The Research Council of Norway’s Programme for Global Health and Vaccination Research (GLOBVAC) is helping more newborn children survive and reducing the number of deaths from malaria in low- and lower-middle income countries.

Through one programme, midwives working in the delivery rooms of Haydom Lutheran Hospital in a remote area of Tanzania are instructed in how to use newly-developed equipment designed to help newborns struggling to breathe. Studies show that about 16 percent of newborn infants do not begin to breathe on their own. Many of these babies will die or suffer permanent damage without immediate assistance

This equipment was developed and is being implemented as part of the Safer Births innovation project carried out by Laerdal Global Health AS, partially funded under the GLOBVAC programme.

Most newborns that fail to breathe on their own can be saved by stimulating breathing immediately or applying a bag/mask ventilator, according to project manager Dr.
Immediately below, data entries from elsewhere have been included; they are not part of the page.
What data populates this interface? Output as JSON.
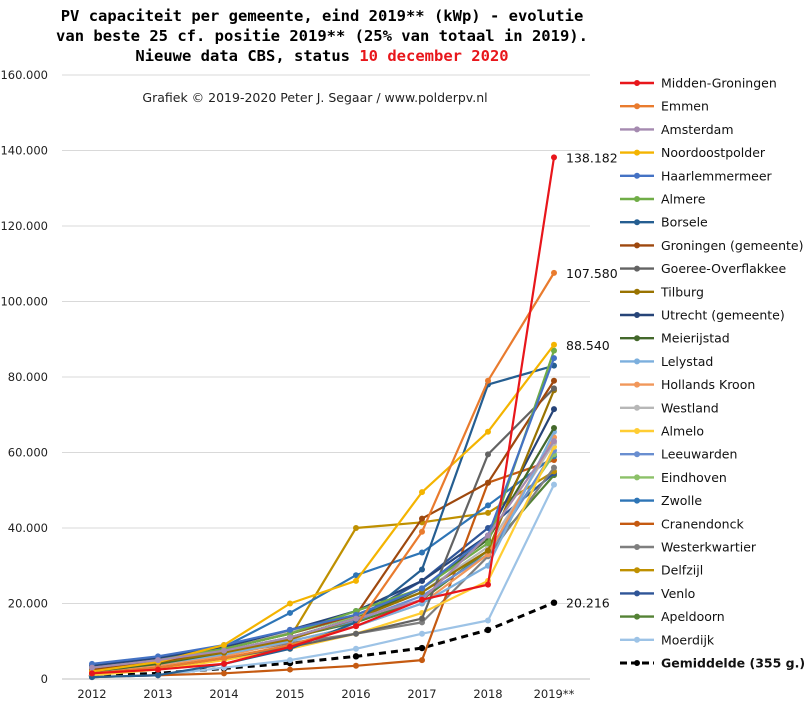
{
  "chart_data": {
    "type": "line",
    "title_lines": [
      "PV capaciteit per gemeente, eind 2019** (kWp) - evolutie",
      "van beste 25 cf. positie 2019** (25% van totaal in 2019)."
    ],
    "title_line3_prefix": "Nieuwe data CBS, status ",
    "title_line3_highlight": "10 december 2020",
    "credit": "Grafiek © 2019-2020 Peter J. Segaar / www.polderpv.nl",
    "categories": [
      "2012",
      "2013",
      "2014",
      "2015",
      "2016",
      "2017",
      "2018",
      "2019**"
    ],
    "y_ticks": [
      "0",
      "20.000",
      "40.000",
      "60.000",
      "80.000",
      "100.000",
      "120.000",
      "140.000",
      "160.000"
    ],
    "ylim": [
      0,
      160000
    ],
    "grid": true,
    "legend_position": "right",
    "series": [
      {
        "name": "Midden-Groningen",
        "color": "#e8161b",
        "values": [
          1500,
          2500,
          4000,
          8500,
          14000,
          21000,
          25000,
          138182
        ]
      },
      {
        "name": "Emmen",
        "color": "#e97b2e",
        "values": [
          1500,
          3000,
          5500,
          9000,
          14000,
          39000,
          79000,
          107580
        ]
      },
      {
        "name": "Amsterdam",
        "color": "#a58ab0",
        "values": [
          3000,
          5000,
          7500,
          11000,
          16000,
          21000,
          38000,
          63000
        ]
      },
      {
        "name": "Noordoostpolder",
        "color": "#f4b400",
        "values": [
          2000,
          4500,
          9000,
          20000,
          26000,
          49500,
          65500,
          88540
        ]
      },
      {
        "name": "Haarlemmermeer",
        "color": "#4472c4",
        "values": [
          4000,
          6000,
          9000,
          13000,
          17000,
          24000,
          38000,
          85000
        ]
      },
      {
        "name": "Almere",
        "color": "#70ad47",
        "values": [
          3000,
          5000,
          8000,
          12000,
          18000,
          24000,
          36000,
          87000
        ]
      },
      {
        "name": "Borsele",
        "color": "#255e91",
        "values": [
          500,
          1000,
          4000,
          8000,
          15000,
          29000,
          78000,
          83000
        ]
      },
      {
        "name": "Groningen (gemeente)",
        "color": "#9e480e",
        "values": [
          2500,
          4500,
          8000,
          12000,
          17000,
          42500,
          52000,
          79000
        ]
      },
      {
        "name": "Goeree-Overflakkee",
        "color": "#636363",
        "values": [
          1500,
          3000,
          5500,
          8500,
          12000,
          16000,
          59500,
          77000
        ]
      },
      {
        "name": "Tilburg",
        "color": "#997300",
        "values": [
          2500,
          4500,
          7000,
          10500,
          16000,
          23000,
          34000,
          76500
        ]
      },
      {
        "name": "Utrecht (gemeente)",
        "color": "#264478",
        "values": [
          3500,
          5500,
          8500,
          13000,
          18000,
          26000,
          38000,
          71500
        ]
      },
      {
        "name": "Meierijstad",
        "color": "#43682b",
        "values": [
          2000,
          4000,
          7000,
          11000,
          16000,
          24000,
          37000,
          66500
        ]
      },
      {
        "name": "Lelystad",
        "color": "#7cafdd",
        "values": [
          2000,
          4000,
          6500,
          10000,
          14000,
          20000,
          30000,
          65500
        ]
      },
      {
        "name": "Hollands Kroon",
        "color": "#f1975a",
        "values": [
          1500,
          3500,
          6000,
          10000,
          14000,
          20000,
          33000,
          64000
        ]
      },
      {
        "name": "Westland",
        "color": "#b7b7b7",
        "values": [
          3000,
          5500,
          8500,
          12500,
          17000,
          23000,
          35000,
          62500
        ]
      },
      {
        "name": "Almelo",
        "color": "#ffcd33",
        "values": [
          1000,
          2500,
          5000,
          8000,
          12000,
          17500,
          26000,
          61500
        ]
      },
      {
        "name": "Leeuwarden",
        "color": "#698ed0",
        "values": [
          2500,
          4500,
          7500,
          11000,
          15500,
          22000,
          33000,
          60500
        ]
      },
      {
        "name": "Eindhoven",
        "color": "#8cc168",
        "values": [
          3000,
          5000,
          8000,
          12000,
          16500,
          23000,
          34000,
          59500
        ]
      },
      {
        "name": "Zwolle",
        "color": "#2e75b6",
        "values": [
          2500,
          5000,
          8500,
          17500,
          27500,
          33500,
          46000,
          59000
        ]
      },
      {
        "name": "Cranendonck",
        "color": "#c55a11",
        "values": [
          500,
          1000,
          1500,
          2500,
          3500,
          5000,
          52000,
          58000
        ]
      },
      {
        "name": "Westerkwartier",
        "color": "#7f7f7f",
        "values": [
          2000,
          4000,
          6500,
          9500,
          12000,
          15000,
          32500,
          56000
        ]
      },
      {
        "name": "Delfzijl",
        "color": "#bf9000",
        "values": [
          1500,
          3500,
          6000,
          11000,
          40000,
          41500,
          44000,
          55000
        ]
      },
      {
        "name": "Venlo",
        "color": "#2f5597",
        "values": [
          2000,
          4000,
          7000,
          11000,
          16000,
          26000,
          40000,
          54500
        ]
      },
      {
        "name": "Apeldoorn",
        "color": "#548235",
        "values": [
          2500,
          4500,
          7000,
          11000,
          15000,
          21000,
          34000,
          54000
        ]
      },
      {
        "name": "Moerdijk",
        "color": "#9dc3e6",
        "values": [
          500,
          1000,
          3000,
          5000,
          8000,
          12000,
          15500,
          51500
        ]
      },
      {
        "name": "Gemiddelde (355 g.)",
        "color": "#000000",
        "dashed": true,
        "values": [
          800,
          1500,
          2800,
          4200,
          6000,
          8200,
          13000,
          20216
        ]
      }
    ],
    "end_labels": [
      {
        "text": "138.182",
        "value": 138182
      },
      {
        "text": "107.580",
        "value": 107580
      },
      {
        "text": "88.540",
        "value": 88540
      },
      {
        "text": "20.216",
        "value": 20216
      }
    ]
  }
}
Hege Ersdal, who is also an anaesthesiologist at Helse Stavanger Hospital.

Another GLOBVAC project aims to provide information to Tanzanian officials about the most effective mosquito bed netting to help prevent malaria. In one of the world’s largest studies on mosquito nets, researchers have put up three different types of mosquito nets in more than 3 000 households in eight districts in Tanzania to learn which net provides the best protection.